Lemma 30.17.2. Let $R$ be a Noetherian ring. Let $f : Y \to X$ be a morphism of schemes proper over $R$. Let $\mathcal{L}$ be an invertible $\mathcal{O}_ X$-module. Assume $f$ is finite and surjective. Then $\mathcal{L}$ is ample if and only if $f^*\mathcal{L}$ is ample.
Proof. The pullback of an ample invertible sheaf by a quasi-affine morphism is ample, see Morphisms, Lemma 29.37.7. This proves one of the implications as a finite morphism is affine by definition.

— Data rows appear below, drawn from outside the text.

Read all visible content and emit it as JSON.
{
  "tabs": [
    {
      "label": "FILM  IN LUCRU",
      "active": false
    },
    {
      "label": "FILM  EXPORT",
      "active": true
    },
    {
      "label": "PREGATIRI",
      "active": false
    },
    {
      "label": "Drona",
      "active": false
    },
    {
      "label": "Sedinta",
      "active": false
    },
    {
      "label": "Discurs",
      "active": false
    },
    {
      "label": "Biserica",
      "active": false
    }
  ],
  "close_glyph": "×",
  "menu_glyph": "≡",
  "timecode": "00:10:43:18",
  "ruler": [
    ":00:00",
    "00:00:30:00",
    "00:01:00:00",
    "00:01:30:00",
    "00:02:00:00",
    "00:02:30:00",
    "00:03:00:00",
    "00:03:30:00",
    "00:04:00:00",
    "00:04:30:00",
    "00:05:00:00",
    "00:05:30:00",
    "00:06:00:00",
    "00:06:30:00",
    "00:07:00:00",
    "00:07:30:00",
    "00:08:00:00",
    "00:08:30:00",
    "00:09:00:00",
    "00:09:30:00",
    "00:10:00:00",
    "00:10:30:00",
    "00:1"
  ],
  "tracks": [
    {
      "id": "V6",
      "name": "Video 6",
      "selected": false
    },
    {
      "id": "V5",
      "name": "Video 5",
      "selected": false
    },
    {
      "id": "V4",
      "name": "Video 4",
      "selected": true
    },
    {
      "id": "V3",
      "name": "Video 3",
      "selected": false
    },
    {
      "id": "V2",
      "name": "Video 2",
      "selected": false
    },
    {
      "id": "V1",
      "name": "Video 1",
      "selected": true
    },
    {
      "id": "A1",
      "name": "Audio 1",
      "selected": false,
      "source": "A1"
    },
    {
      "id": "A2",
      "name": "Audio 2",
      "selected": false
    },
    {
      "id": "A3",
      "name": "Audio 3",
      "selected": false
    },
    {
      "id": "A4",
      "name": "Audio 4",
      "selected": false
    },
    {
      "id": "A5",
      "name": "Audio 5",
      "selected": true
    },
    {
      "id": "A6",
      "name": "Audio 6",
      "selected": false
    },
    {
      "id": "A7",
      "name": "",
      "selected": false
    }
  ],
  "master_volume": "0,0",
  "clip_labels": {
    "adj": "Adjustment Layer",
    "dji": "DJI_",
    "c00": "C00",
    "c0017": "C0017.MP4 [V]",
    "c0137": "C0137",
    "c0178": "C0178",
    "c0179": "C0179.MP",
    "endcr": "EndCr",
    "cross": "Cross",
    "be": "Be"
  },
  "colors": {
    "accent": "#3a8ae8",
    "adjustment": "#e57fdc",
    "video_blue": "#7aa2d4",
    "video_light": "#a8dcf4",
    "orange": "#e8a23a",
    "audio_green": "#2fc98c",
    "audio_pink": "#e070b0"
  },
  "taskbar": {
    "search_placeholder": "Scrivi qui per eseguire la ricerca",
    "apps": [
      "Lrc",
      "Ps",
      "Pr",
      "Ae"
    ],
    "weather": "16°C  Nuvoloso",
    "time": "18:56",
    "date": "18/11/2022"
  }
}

Assume that $f^*\mathcal{L}$ is ample. Let $P$ be the following property on coherent $\mathcal{O}_ X$-modules $\mathcal{F}$: there exists an $n_0$ such that $H^ p(X, \mathcal{F} \otimes \mathcal{L}^{\otimes n}) = 0$ for all $n \geq n_0$ and $p > 0$. We will prove that $P$ holds for any coherent $\mathcal{O}_ X$-module $\mathcal{F}$, which implies $\mathcal{L}$ is ample by Lemma 30.17.1. We are going to apply Lemma 30.12.8. Thus we have to verify (1), (2) and (3) of that lemma for $P$. Property (1) follows from the long exact cohomology sequence associated to a short exact sequence of sheaves and the fact that tensoring with an invertible sheaf is an exact functor. Property (2) follows since $H^ p(X, -)$ is an additive functor. To see (3) let $Z \subset X$ be an integral closed subscheme with generic point $\xi $. Let $\mathcal{F}$ be a coherent sheaf on $Y$ such that the support of $f_*\mathcal{F}$ is equal to $Z$ and $(f_*\mathcal{F})_\xi $ is annihilated by $\mathfrak m_\xi $, see Lemma 30.13.1. We claim that taking $\mathcal{G} = f_*\mathcal{F}$ works. We only have to verify part (3)(c) of Lemma 30.12.8. Hence assume that $\mathcal{J} \subset \mathcal{O}_ X$ is a quasi-coherent sheaf of ideals such that $\mathcal{J}_\xi = \mathcal{O}_{X, \xi }$. A finite morphism is affine hence by Lemma 30.13.2 we see that $\mathcal{J}\mathcal{G} = f_*(f^{-1}\mathcal{J}\mathcal{F})$. Also, as pointed out in the proof of Lemma 30.13.2 the sheaf $f^{-1}\mathcal{J}\mathcal{F}$ is a coherent $\mathcal{O}_ Y$-module. As $\mathcal{L}$ is ample we see from Lemma 30.17.1 that there exists an $n_0$ such that
\[ H^ p(Y, f^{-1}\mathcal{J}\mathcal{F} \otimes _{\mathcal{O}_ Y} f^*\mathcal{L}^{\otimes n}) = 0, \]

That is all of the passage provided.